The largest group being from the Pacific North West, Wyoming, Canada (BC & AB), and of course Montana! Our age demographic is pretty widespread due to the events we hold. There is both traditional and also more ‘rock’ Celtic music. The highland games are for all ages including a kid’s competition. We have Scotch, Mead, and Whiskey tastings for the more adventurous and dancing and herding demonstrations for the more spectator type. Of course there is food and vendors covering a wide range for all.
What can they expect this year?
Along our usual events, Highland Games, dancing, music, tastings, food, vendors, etc., we are also holding a few more “hands on” events. Elizabeth Coyle, world renown instructor and judge, will be putting on instructional Highland Dance work workshopson Sunday and will also be assisting with our Ceilidh Saturday evening. Also on Sunday, attendees can jump in and be a part of a Skillet Toss for the lassies, a Bonnie Knees contest for the lads, and also a Tug o’ War and a Beards ‘n Braids contest for all. We also have two new demonstrations going on both days; Dog Herding, and an instructionalof Hurling, Ireland’s national sport.
How has this event evolved over the years?
We’ve learned from our mistakes on what works and what doesn’t and have grown from there. We’ve learned that people don’t what to be a constant spectator, but want to jump in and be a part of the action and experience. We have evolved into a cultural event people can be involved in, not just be an observer. We try to add or change something every year to keep it an event to keep people coming back time and again for the experiences.
Will you remain involved with the event in the years ahead?

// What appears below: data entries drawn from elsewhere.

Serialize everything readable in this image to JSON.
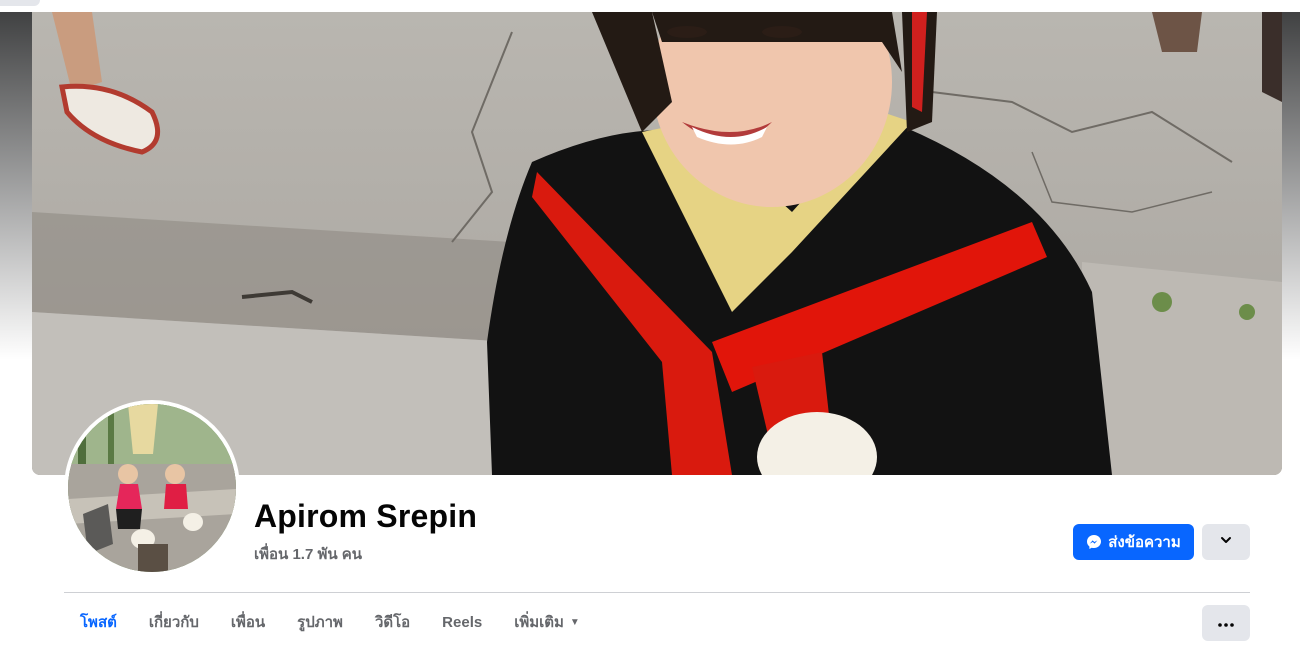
{
  "profile": {
    "name": "Apirom Srepin",
    "friends_text": "เพื่อน 1.7 พัน คน"
  },
  "actions": {
    "message_label": "ส่งข้อความ",
    "message_icon": "messenger-icon",
    "more_icon": "chevron-down-icon",
    "options_icon": "more-horizontal-icon"
  },
  "tabs": [
    {
      "label": "โพสต์",
      "active": true
    },
    {
      "label": "เกี่ยวกับ",
      "active": false
    },
    {
      "label": "เพื่อน",
      "active": false
    },
    {
      "label": "รูปภาพ",
      "active": false
    },
    {
      "label": "วิดีโอ",
      "active": false
    },
    {
      "label": "Reels",
      "active": false
    },
    {
      "label": "เพิ่มเติม",
      "active": false,
      "has_caret": true
    }
  ],
  "colors": {
    "accent": "#0866ff",
    "button_gray": "#e4e6eb",
    "text_primary": "#050505",
    "text_secondary": "#65676b"
  }
}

Yes, until my husband Hal can’t take it anymore! He doesn’t see much of me during the month of August, but he and our kids have always been supportive and will chip in and help when needed. (Hal especially likes to help monitor the beer quality during the Gathering) As long as I throw a big Oktoberfest at our house every year and recognize the German sideof our family, he said he’s willing to let the other 11 months be Celtic. The kids love it and our proud of my involvement and I see myself doing this for many, many, more years.
How else are you involved with the Celtic community there?

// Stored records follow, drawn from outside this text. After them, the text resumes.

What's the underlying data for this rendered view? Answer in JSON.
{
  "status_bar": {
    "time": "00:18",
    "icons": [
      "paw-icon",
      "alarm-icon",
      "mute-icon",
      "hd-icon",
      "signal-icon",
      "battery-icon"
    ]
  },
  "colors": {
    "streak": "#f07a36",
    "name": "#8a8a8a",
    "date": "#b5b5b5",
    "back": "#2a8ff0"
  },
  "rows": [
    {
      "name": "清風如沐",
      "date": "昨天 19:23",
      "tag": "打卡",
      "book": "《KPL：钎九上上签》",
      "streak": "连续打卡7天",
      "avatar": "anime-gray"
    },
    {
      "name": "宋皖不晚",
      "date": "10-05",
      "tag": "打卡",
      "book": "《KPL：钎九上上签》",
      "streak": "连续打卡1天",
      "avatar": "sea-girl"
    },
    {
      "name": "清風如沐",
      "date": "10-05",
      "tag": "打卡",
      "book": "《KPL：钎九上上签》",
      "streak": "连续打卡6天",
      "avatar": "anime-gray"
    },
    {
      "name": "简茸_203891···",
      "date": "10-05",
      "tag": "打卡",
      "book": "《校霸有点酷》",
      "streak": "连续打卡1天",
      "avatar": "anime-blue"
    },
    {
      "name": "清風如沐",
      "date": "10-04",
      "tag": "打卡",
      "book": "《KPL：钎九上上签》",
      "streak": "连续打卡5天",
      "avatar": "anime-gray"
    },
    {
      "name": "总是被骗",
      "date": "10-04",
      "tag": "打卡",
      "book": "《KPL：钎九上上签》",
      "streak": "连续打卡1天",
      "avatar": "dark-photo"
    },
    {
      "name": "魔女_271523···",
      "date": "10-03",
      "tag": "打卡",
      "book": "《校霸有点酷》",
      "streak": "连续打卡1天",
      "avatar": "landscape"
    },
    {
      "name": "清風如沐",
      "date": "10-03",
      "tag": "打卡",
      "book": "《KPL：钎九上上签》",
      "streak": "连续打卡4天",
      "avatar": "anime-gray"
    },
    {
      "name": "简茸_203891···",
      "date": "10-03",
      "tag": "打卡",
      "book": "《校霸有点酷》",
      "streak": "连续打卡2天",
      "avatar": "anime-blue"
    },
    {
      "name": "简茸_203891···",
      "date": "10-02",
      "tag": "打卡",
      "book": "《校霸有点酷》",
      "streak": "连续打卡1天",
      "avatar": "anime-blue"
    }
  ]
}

Our Bitterroot Celtic Society also puts on a St. Andrew’s Day potluck, A Burn’s Night formal dinner, A St. Patrick’s Day brunch, we try to get together at a local pub every Tartan Day, you will usually find us at every parade or local event when possible, plus we have publication in our local newspaper called the Celtic Corner offering monthly educational tidbits.
Is enough being done to preserve and promote the Celtic culture generally?
I do see a change happening and people becoming more interested in their roots and ancestry, especially here out west. Where I grew up in Pennsylvania the different cultural traditions were more preserved and celebrated. As pioneers moved west and cultures become more combined, a lot of that became lost. What we, The Bitteroot Celtic Society, are doing, what the Montana Gaelic Society in Butte is doing, along with those groups in Spokane, Denver, & Edmonton, are doing is rekindling the Celtic traditions, and educating the public with the hopes they will continue to be passed on for further generations.
What can we be doing better?
Education and Exposure. Celtic Life International Magazine is a great example of that! Crafts, recipes, stories, music & dance are all things if not continued, that will get lost with time. The more events and publications offered to the public will keep interest high and the Celtic culture alive.